Now $I$, $J$, and $IJ$ are finitely generated $A$-modules, since nonzero fractional ideals over a Noetherian domain are finitely generated after clearing denominators. An $A$-linear map between finitely generated modules is an isomorphism exactly when its localization at every maximal ideal is an isomorphism. Therefore $\widetilde{\mu}_{I,J}$ is an isomorphism globally.
Consequently the class of $IJ$ in $\operatorname{Pic}(A)$ is the tensor-product class of $I$ and $J$:
\begin{align*}
[IJ]=[I\otimes_A J]=[I]+[J].
\end{align*}
This proves that $\Phi:\mathcal I(A)\to\operatorname{Pic}(A)$ is a group homomorphism.
[/guided]
[/step]
[step:Show that principal fractional ideals map to the identity]
Let $a\in K^\times$. Define an $A$-linear map
\begin{align*}
m_a:A\to aA,\qquad x\mapsto ax.
\end{align*}
The map $m_a$ is injective because $A$ is a domain and $a\ne0$, and it is surjective by the definition of $aA$. Hence $aA\cong A$ as $A$-modules. Therefore
\begin{align*}
\Phi(aA)=[aA]=[A],
\end{align*}
which is the identity element of $\operatorname{Pic}(A)$. Thus $\mathcal P(A)\subseteq \ker\Phi$, so $\Phi$ induces a group homomorphism
\begin{align*}
\overline{\Phi}:\operatorname{Cl}(A)\to\operatorname{Pic}(A),\qquad [I]\mapsto [I].
\end{align*}
[/step]
[step:Identify isomorphic fractional ideals up to principal multiplication]
Let $I,J\in\mathcal I(A)$, and suppose $f:I\to J$ is an $A$-module isomorphism. Extend scalars from $A$ to $K$ and define the $K$-linear map
\begin{align*}
f_K:K\otimes_A I\to K\otimes_A J,\qquad c\otimes x\mapsto c\otimes f(x).
\end{align*}
Since $I$ and $J$ are nonzero fractional ideals, multiplication gives canonical $K$-linear isomorphisms $K\otimes_A I\cong K$ and $K\otimes_A J\cong K$. Under these identifications, $f_K$ is a $K$-linear automorphism of the one-dimensional $K$-[vector space](/page/Vector%20Space) $K$. Hence there exists a unique element $b\in K^\times$ such that
\begin{align*}
f_K(z)=bz
\end{align*}
for every $z\in K$.
For each $x\in I$, the element $f(x)\in J\subset K$ equals $f_K(x)=bx$. Therefore
\begin{align*}
J=f(I)=bI.
\end{align*}
Thus $I$ and $J$ represent the same class in $\operatorname{Cl}(A)$. In particular, if $\overline{\Phi}([I])=\overline{\Phi}([J])$, then $[I]=[J]$ in $\operatorname{Cl}(A)$, so $\overline{\Phi}$ is injective.
[/step]
[step:Represent every invertible module by a fractional ideal]

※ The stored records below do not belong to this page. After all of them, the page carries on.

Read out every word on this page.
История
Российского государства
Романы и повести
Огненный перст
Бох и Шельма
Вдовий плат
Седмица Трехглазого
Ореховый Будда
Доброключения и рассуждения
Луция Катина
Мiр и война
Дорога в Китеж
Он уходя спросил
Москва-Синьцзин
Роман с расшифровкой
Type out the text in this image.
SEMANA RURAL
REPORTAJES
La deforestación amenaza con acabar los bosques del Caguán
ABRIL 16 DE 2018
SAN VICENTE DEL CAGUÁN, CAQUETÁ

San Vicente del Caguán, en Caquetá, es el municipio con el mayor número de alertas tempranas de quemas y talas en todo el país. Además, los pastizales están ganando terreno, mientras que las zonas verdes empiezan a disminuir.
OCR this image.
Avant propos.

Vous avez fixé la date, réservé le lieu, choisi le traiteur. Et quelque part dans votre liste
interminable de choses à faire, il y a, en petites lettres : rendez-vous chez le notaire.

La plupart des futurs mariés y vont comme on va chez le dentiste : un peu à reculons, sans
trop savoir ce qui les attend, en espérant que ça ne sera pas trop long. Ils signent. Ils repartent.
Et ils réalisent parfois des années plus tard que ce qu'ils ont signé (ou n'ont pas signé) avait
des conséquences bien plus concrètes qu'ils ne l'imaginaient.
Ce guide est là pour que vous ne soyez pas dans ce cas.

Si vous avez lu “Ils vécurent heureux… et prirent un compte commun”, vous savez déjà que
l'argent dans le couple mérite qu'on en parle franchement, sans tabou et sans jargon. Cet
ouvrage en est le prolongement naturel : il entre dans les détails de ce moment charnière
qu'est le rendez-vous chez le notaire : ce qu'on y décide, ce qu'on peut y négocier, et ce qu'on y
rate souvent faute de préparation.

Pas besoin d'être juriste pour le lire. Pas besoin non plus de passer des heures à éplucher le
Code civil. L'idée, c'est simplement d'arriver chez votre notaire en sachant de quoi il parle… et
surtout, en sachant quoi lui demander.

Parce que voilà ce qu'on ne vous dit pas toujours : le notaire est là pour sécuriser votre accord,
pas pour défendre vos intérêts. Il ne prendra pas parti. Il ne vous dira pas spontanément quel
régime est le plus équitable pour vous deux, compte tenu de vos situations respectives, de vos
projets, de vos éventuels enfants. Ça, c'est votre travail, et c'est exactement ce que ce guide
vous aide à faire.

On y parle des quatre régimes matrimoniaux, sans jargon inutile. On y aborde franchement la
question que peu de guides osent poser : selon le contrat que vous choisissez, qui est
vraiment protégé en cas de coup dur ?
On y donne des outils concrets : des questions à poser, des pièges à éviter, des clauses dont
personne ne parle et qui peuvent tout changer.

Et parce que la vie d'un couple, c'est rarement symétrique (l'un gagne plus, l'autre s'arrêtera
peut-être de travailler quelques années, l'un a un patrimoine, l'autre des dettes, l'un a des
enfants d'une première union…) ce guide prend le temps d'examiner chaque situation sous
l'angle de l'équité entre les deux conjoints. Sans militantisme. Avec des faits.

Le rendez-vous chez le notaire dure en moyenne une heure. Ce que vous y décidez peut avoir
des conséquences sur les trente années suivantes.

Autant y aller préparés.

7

Let $L$ be an invertible $A$-module. By definition, there exists an invertible $A$-module $M$ such that
\begin{align*}
L\otimes_A M\cong A.
\end{align*}
In particular, $L$ is finitely generated projective of constant rank $1$. Hence $K\otimes_A L$ is a one-dimensional $K$-vector space.
Choose a $K$-linear isomorphism
\begin{align*}
\theta:K\otimes_A L\to K.
\end{align*}
Define the $A$-linear map
\begin{align*}
\lambda:L\to K,\qquad \ell\mapsto \theta(1\otimes \ell).
\end{align*}
Since $L$ is projective over the domain $A$, it is torsion-free: if $a\in A\setminus\{0\}$ and $a\ell=0$ for some $\ell\in L$, then the same equality holds after embedding $L$ as a direct summand of a free $A$-module, and multiplication by $a$ is injective on a free module over the domain $A$. A torsion-free $A$-module injects into its localization at $A\setminus\{0\}$, so the natural map $L\to K\otimes_A L$ is injective. Hence $\lambda$ is injective. Let
\begin{align*}
I_L=\lambda(L)\subset K.
\end{align*}
Then $I_L$ is a nonzero finitely generated $A$-submodule of $K$. Choose generators $y_1,\dots,y_n\in I_L$. Since each $y_i\in K$, there exists a nonzero element $d_i\in A$ such that $d_i y_i\in A$. For
\begin{align*}
d=d_1d_2\cdots d_n\in A\setminus\{0\},
\end{align*}
we have $dI_L\subset A$. Thus $I_L$ is a nonzero fractional ideal of $A$.
The map $\lambda:L\to I_L$ is an $A$-module isomorphism by construction, so $[L]=[I_L]$ in $\operatorname{Pic}(A)$. Therefore every element of $\operatorname{Pic}(A)$ lies in the image of $\overline{\Phi}$, and $\overline{\Phi}$ is surjective.
[/step]
[step:Conclude that the induced map is an isomorphism]
We have constructed a group homomorphism
\begin{align*}
\overline{\Phi}:\operatorname{Cl}(A)\to\operatorname{Pic}(A),\qquad [I]\mapsto [I].
\end{align*}
The preceding steps show that $\overline{\Phi}$ is well-defined, injective, and surjective. Hence $\overline{\Phi}$ is a group isomorphism. This proves
\begin{align*}
\operatorname{Cl}(A)\cong\operatorname{Pic}(A).
\end{align*}
[/step]